Bir gün Hızır “aleyhisselam” camiye gitmiş. Cemaatten birinin yanına oturmuş. O da horul horul uyuyor. Uyandırmış. Dayı, yahu kalk abdestin bozulacak, demiş. Sana ne demiş. Allahü Ekber Bismillah. Biraz sonra yine uykuya dalınca, gene dürtmüş. Dayı demiş, kalk abdestin bozulacak. Bir yakalamış elini, şimdi nereye kaçacaksın demiş. Ben şimdi kalkacağım ayağa, diyeceğim ki bu Hızır aleyhisselamdır. Bunun bir parçasını koparan Cennete gidecektir.
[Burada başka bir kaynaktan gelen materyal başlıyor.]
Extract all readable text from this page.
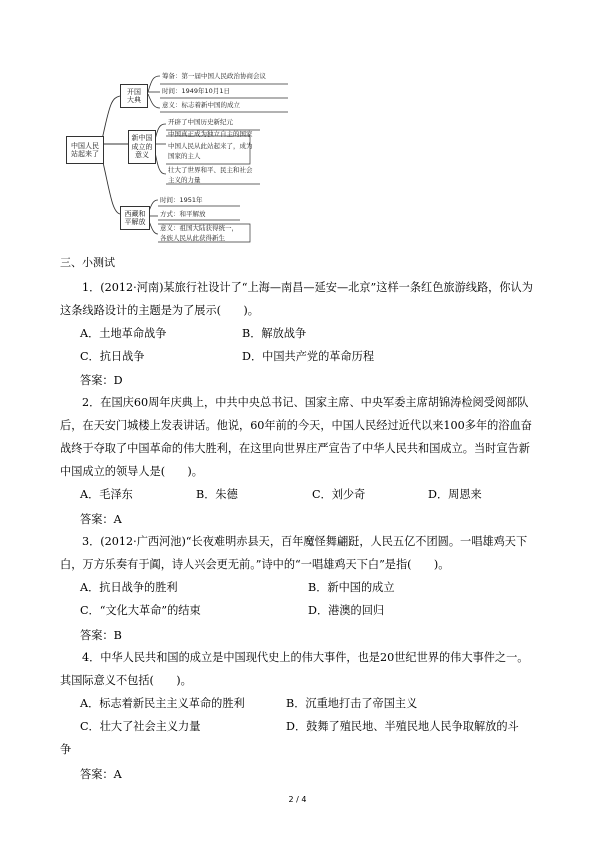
中国人民
站起来了
开国
大典
筹备：第一届中国人民政治协商会议
时间：1949年10月1日
意义：标志着新中国的成立
新中国
成立的
意义
开辟了中国历史新纪元
中国真正成为独立自主的国家
中国人民从此站起来了，成为
国家的主人
壮大了世界和平、民主和社会
主义的力量
西藏和
平解放
时间：1951年
方式：和平解放
意义：祖国大陆获得统一，
各族人民从此获得新生
三、小测试
1．(2012·河南)某旅行社设计了“上海—南昌—延安—北京”这样一条红色旅游线路，你认为这条线路设计的主题是为了展示(　　)。
A．土地革命战争	B．解放战争
C．抗日战争	D．中国共产党的革命历程
答案：D
2．在国庆60周年庆典上，中共中央总书记、国家主席、中央军委主席胡锦涛检阅受阅部队后，在天安门城楼上发表讲话。他说，60年前的今天，中国人民经过近代以来100多年的浴血奋战终于夺取了中国革命的伟大胜利，在这里向世界庄严宣告了中华人民共和国成立。当时宣告新中国成立的领导人是(　　)。
A．毛泽东	B．朱德	C．刘少奇	D．周恩来
答案：A
3．(2012·广西河池)“长夜难明赤县天，百年魔怪舞翩跹，人民五亿不团圆。一唱雄鸡天下白，万方乐奏有于阗，诗人兴会更无前。”诗中的“一唱雄鸡天下白”是指(　　)。
A．抗日战争的胜利	B．新中国的成立
C．“文化大革命”的结束	D．港澳的回归
答案：B
4．中华人民共和国的成立是中国现代史上的伟大事件，也是20世纪世界的伟大事件之一。其国际意义不包括(　　)。
A．标志着新民主主义革命的胜利	B．沉重地打击了帝国主义
C．壮大了社会主义力量	D．鼓舞了殖民地、半殖民地人民争取解放的斗
争
答案：A
2 / 4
Allah aşkına dokunma demiş. Peki demiş bir dakika, bir tarafa gitmeyeceğim, tamam yakaladın beni. Cebindeki evliyalar defterinde arıyor arıyor adamın ismini, hiçbir yerde yok. Açmış elini, Cenab-ı Hakka dua etmiş. Bu beni tanıyacak kadar senin sevgili kulun. Ama evliyalar defterinde ismi yok. Nasıl olur bu iş? Cenab-ı Hak bildiriyor ki, sen bana âşık olanları bilirsin, benim kime âşık olduğumu sen ne bilirsin? Onlar gizlidir.